Blanche Lazzell (1878 – 1956) was an American painter, printmaker and designer. Known especially for her white-line woodcuts, she was an early modernist American artist, bringing elements of Cubism and abstraction into her art.
Born in a small farming community in West Virginia, Lazzell traveled to Europe twice, studying in Paris with French artists Albert Gleizes, Fernand Leger and Andre Lhote. In 1915, she began spending her summers in the Cape Cod art community of Provincetown, Massachusetts and eventually settled there permanently. She was one of the founding members of the Provincetown Printers, a group of artists who experimented with a white-line woodcut technique based on the Japanese ukiyo-e woodblock prints.
In 1919 Lazzell was featured in an exhibition in Manhattan at the Touchstone Gallery alongside Weinrich, Mary Kirkup, and Flora Schoenfeld. Later that year, the Provincetown Printers were featured at the Detroit Institute of Arts exhibition "Wood Block Prints in Color by American Artists." Critics and galleries associated the Provincetown Printers with Modernist schools of painting and the artist collective continued to receive national exposure over the next few years with exhibitions in Chicago, Los Angeles, Philadelphia, Baltimore, and New Orleans.

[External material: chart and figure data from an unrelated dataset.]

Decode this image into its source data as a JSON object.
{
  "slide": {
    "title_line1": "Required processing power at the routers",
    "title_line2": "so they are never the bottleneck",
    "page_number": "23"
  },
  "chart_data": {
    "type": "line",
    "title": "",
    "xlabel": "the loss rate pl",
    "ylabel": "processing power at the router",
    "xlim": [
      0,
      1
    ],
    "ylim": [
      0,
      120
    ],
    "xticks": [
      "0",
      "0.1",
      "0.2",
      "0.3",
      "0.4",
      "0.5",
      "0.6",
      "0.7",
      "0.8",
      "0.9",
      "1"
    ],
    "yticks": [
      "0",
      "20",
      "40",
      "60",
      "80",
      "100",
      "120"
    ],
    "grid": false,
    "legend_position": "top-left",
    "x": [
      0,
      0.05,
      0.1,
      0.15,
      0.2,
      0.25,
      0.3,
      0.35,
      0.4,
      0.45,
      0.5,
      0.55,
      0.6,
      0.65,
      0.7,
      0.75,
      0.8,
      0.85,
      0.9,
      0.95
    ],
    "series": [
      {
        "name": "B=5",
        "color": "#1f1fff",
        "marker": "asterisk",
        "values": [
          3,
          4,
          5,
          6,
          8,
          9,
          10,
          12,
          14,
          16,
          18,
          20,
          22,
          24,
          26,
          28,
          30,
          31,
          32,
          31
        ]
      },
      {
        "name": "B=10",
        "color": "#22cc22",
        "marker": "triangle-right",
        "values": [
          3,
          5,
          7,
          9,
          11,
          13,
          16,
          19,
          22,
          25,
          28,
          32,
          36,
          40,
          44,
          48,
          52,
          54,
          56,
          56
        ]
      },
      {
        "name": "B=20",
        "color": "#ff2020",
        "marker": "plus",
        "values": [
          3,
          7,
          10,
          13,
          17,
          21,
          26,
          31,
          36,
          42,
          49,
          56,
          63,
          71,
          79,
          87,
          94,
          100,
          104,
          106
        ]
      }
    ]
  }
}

While Lazzell is most well known for her white-line woodcuts, she also created ceramics, hooked rugs, paintings, and gouache studies. The subjects of her paintings and prints included landscape scenery and harbor scenes in Provincetown as well as flowers and still lifes. These and her abstract works incorporated elements of both Synthetic and Analytic cubism and frequently comprised arrangements of vibrantly colored geometric shapes. She was among the earliest women artists in the United States to work in a modernist style.
Lazzell's paintings demonstrated a rich and nuanced use of color. She preferred French watercolor pigments that, alongside the grain of the woodblocks, created embossed lines and striated patterns. Typically the woodblocks she created were made from cherry or basswood and she only pulled three or four prints from each woodblock. From 1916 to 1955, Lazzell created 138 woodblocks. Modern exhibitions of Lazzell's artworks have included the woodblocks themselves.